El líder del Cuenta Caballos, Sulife, escuchó la informe y comprendió que los rumores de la emboscada se habían filtrado. Inmediatamente ajustó sus estrategias. Mientras continuaba acercándose al campamento de Suochuo, recogía fuerzas para enfrentar a las fuerzas combinadas de los pueblos Mì.
Las tiendas de campaña no tenían murallas, así que ninguna tribu se quedaba atrapada en su campamento. Con cinco mil hombres del Cuenta Caballos, mientras que la alianza de los pueblos Mì contaba con menos de tres mil soldados recién entrenados. Dado el gran desequilibrio numérico, incluso si la emboscada fallaba, los hombres del Cuenta Caballos no temían una derrota. Sulife planeaba usar un enfrentamiento frontal para destrozar el espíritu de resistencia de las tribus Mì y conquistar las tierras alrededor del Lago Crescent. Aunque el clima allí era frío, la calidad de pasto no era inferior a las orillas del río Soth.
Respecto a los seis esclavos que informaron sobre la gran habilidad de los enemigos con sus armas y su destreza en disparar, Sulife los consideró cobardes. Los que habían perdido una batalla siempre buscarían un excusa para disminuir su responsabilidad, por lo que escuchó solo la mitad y luego ordenó a los soldados a ejecutar a los desertores.

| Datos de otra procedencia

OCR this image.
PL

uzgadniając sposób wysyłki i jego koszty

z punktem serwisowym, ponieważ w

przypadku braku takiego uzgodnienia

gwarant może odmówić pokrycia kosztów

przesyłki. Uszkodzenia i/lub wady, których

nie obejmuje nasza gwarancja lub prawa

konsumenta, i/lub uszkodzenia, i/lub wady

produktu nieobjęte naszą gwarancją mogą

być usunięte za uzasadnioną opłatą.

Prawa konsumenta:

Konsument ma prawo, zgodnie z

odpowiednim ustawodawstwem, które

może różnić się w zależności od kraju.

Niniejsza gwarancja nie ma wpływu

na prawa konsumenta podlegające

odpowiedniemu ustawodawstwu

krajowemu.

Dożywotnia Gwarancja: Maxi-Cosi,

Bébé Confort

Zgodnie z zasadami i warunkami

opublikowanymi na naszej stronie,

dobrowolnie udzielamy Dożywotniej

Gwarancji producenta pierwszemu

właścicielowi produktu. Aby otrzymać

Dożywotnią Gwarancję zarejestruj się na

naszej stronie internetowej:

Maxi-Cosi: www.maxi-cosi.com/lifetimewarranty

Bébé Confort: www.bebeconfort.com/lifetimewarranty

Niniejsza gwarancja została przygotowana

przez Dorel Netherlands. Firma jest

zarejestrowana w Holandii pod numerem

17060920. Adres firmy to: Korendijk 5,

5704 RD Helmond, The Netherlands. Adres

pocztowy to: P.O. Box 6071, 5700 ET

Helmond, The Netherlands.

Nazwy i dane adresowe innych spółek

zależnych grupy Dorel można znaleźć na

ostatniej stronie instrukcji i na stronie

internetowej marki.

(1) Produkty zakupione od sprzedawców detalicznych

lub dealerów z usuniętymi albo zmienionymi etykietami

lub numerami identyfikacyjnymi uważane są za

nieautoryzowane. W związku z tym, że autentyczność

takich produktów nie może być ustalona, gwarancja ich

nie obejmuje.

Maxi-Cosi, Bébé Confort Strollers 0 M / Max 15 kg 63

Atrapado en esta lucha sin fin durante toda la noche, hasta que el alba se asomaba con tonos rosados. Finalmente, Sulife y sus hombres se sumieron en un sueño profundo mientras soñaban con su hogar, su gran río fluente y los prados fértiles. Pero entonces, nuevas huellas de caballos resonaron desde afuera.
"¡Otra vez están molestando! ¡No tienen fin!" Sulife se despertó confundido. Las guerras entre tribus dependían de la fuerza y el Cuenta Caballos había tomado una estrategia atrevida. Pero repetir estas incursiones nocturnas era pura pérdida innecesaria.
'¡Es momento de que me duerma! ¡No es fácil levantarme ahora!' Pensó, pero un frío viento entró en su cuello y le despertó de sus pensamientos.